But options traders seem to be betting on a rebound
Puma Biotechnology Inc (NASDAQ:PBYI) exploded up the charts in 2017, more than tripling in value and peaking at $136.90 in early November. Since then, however, PBYI stock has suffered two bear gaps, the most recent of which from January came as a result of an unfavorable regulatory decision out of Europe.
The shares are under pressure again today after Barclays downgraded its opinion to "equal weight" from "overweight." The brokerage firm believes the main value drivers for the equity are already priced in, and it lowered its price target to $70 from $90 -- the lowest target on Wall Street, according to Thomson Reuters Eikon.
What makes this bear note even more notable is that fact that most covering analysts are extremely bullish. Coming into today, there were six brokerage firms with coverage on Puma Biotechnology, and five of them had "strong buy" ratings in place. Moreover, the average 12-month price target is $96, which is a 51.3% premium to PBYI's current perch.
At last check, the shares were trading down 3.7% at $63.68. They've been hampered by resistance from the 50-day moving average ever since the first bear gap back in November, but the $60 mark has seemingly stepped up as support since the January gap.
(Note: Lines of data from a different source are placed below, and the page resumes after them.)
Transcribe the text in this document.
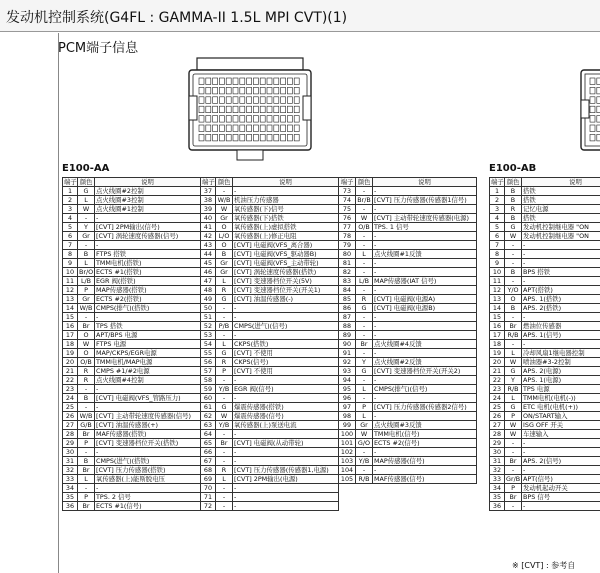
发动机控制系统(G4FL : GAMMA-II 1.5L MPI CVT)(1)
PCM端子信息
E100-AA	E100-AB
端子	颜色	说明	端子	颜色	说明	端子	颜色	说明
1	G	点火线圈#2控制	37	-	-	73	-	-
2	L	点火线圈#3控制	38	W/B	机油压力传感器	74	Br/B	[CVT] 压力传感器(传感器1信号)
3	W	点火线圈#1控制	39	W	氧传感器(下)信号	75	-	-
4	-	-	40	Gr	氧传感器(下)搭铁	76	W	[CVT] 主动带轮速度传感器(电源)
5	Y	[CVT] 2PM输出(信号)	41	O	氧传感器(上)虚拟搭铁	77	O/B	TPS. 1 信号
6	Gr	[CVT] 涡轮速度传感器(信号)	42	L/O	氧传感器(上)修正电阻	78	-	-
7	-	-	43	O	[CVT] 电磁阀(VFS_离合器)	79	-	-
8	B	FTPS 搭铁	44	B	[CVT] 电磁阀(VFS_驱动器B)	80	L	点火线圈#1反馈
9	L	TMM电机(搭铁)	45	Gr	[CVT] 电磁阀(VFS_主动带轮)	81	-	-
10	Br/O	ECTS #1(搭铁)	46	Gr	[CVT] 涡轮速度传感器(搭铁)	82	-	-
11	L/B	EGR 阀(搭铁)	47	L	[CVT] 变速器档位开关(5V)	83	L/B	MAP传感器(IAT 信号)
12	P	MAP传感器(搭铁)	48	R	[CVT] 变速器档位开关(开关1)	84	-	-
13	Gr	ECTS #2(搭铁)	49	G	[CVT] 油温传感器(-)	85	R	[CVT] 电磁阀(电源A)
14	W/B	CMPS(排气)(搭铁)	50	-	-	86	G	[CVT] 电磁阀(电源B)
15	-	-	51	-	-	87	-	-
16	Br	TPS 搭铁	52	P/B	CMPS(进气)(信号)	88	-	-
17	O	APT/BPS 电源	53	-	-	89	-	-
18	W	FTPS 电源	54	L	CKPS(搭铁)	90	Br	点火线圈#4反馈
19	O	MAP/CKPS/EGR电源	55	G	[CVT] 不使用	91	-	-
20	O/B	TMM电机/MAP电源	56	R	CKPS(信号)	92	Y	点火线圈#2反馈
21	R	CMPS #1/#2电源	57	P	[CVT] 不使用	93	G	[CVT] 变速器档位开关(开关2)
22	R	点火线圈#4控制	58	-	-	94	-	-
23	-	-	59	Y/B	EGR 阀(信号)	95	L	CMPS(排气)(信号)
24	B	[CVT] 电磁阀(VFS_管路压力)	60	-	-	96	-	-
25	-	-	61	G	爆震传感器(搭铁)	97	P	[CVT] 压力传感器(传感器2信号)
26	W/B	[CVT] 主动带轮速度传感器(信号)	62	W	爆震传感器(信号)	98	L	-
27	G/B	[CVT] 油温传感器(+)	63	Y/B	氧传感器(上)泵送电流	99	Gr	点火线圈#3反馈
28	Br	MAF传感器(搭铁)	64	-	-	100	W	TMM电机(信号)
29	P	[CVT] 变速器档位开关(搭铁)	65	Br	[CVT] 电磁阀(从动带轮)	101	G/O	ECTS #2(信号)
30	-	-	66	-	-	102	-	-
31	B	CMPS(进气)(搭铁)	67	-	-	103	Y/B	MAP传感器(信号)
32	Br	[CVT] 压力传感器(搭铁)	68	R	[CVT] 压力传感器(传感器1,电源)	104	-	-
33	L	氧传感器(上)能斯脱电压	69	L	[CVT] 2PM输出(电源)	105	R/B	MAF传感器(信号)
34	-	-	70	-	-			
35	P	TPS. 2 信号	71	-	-			
36	Br	ECTS #1(信号)	72	-	-			
端子	颜色	说明
1	B	搭铁
2	B	搭铁
3	R	记忆电源
4	B	搭铁
5	G	发动机控制继电器 "ON
6	W	发动机控制继电器 "ON
7	-	-
8	-	-
9	-	-
10	B	BPS 搭铁
11	-	-
12	Y/O	APT(搭铁)
13	O	APS. 1(搭铁)
14	B	APS. 2(搭铁)
15	-	-
16	Br	燃油位传感器
17	R/B	APS. 1(信号)
18	-	-
19	L	冷却风扇1继电器控制
20	W	喷油器#3-2控制
21	G	APS. 2(电源)
22	Y	APS. 1(电源)
23	R/B	TPS 电源
24	L	TMM电机(电机(-))
25	G	ETC 电机(电机(+))
26	P	ON/START输入
27	W	ISG OFF 开关
28	W	车速输入
29	-	-
30	-	-
31	Br	APS. 2(信号)
32	-	-
33	Gr/B	APT(信号)
34	P	发动机起动开关
35	Br	BPS 信号
36	-	-
※ [CVT] : 参考自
The security bottomed at $60.10 earlier today.
As for options activity, volume has been light on an absolute basis, but recent data shows a strong tilt toward long calls. Specifically, PBYI has a 10-day call/put volume ratio of 8.81 across the International Securities Exchange (ISE), Chicago Board Options Exchange (CBOE), and NASDAQ OMX PHLX (PHLX). And even with the stock sharply lower, many are speculating on a rebound, with buy-to-open activity already spotted today at the June 90 call.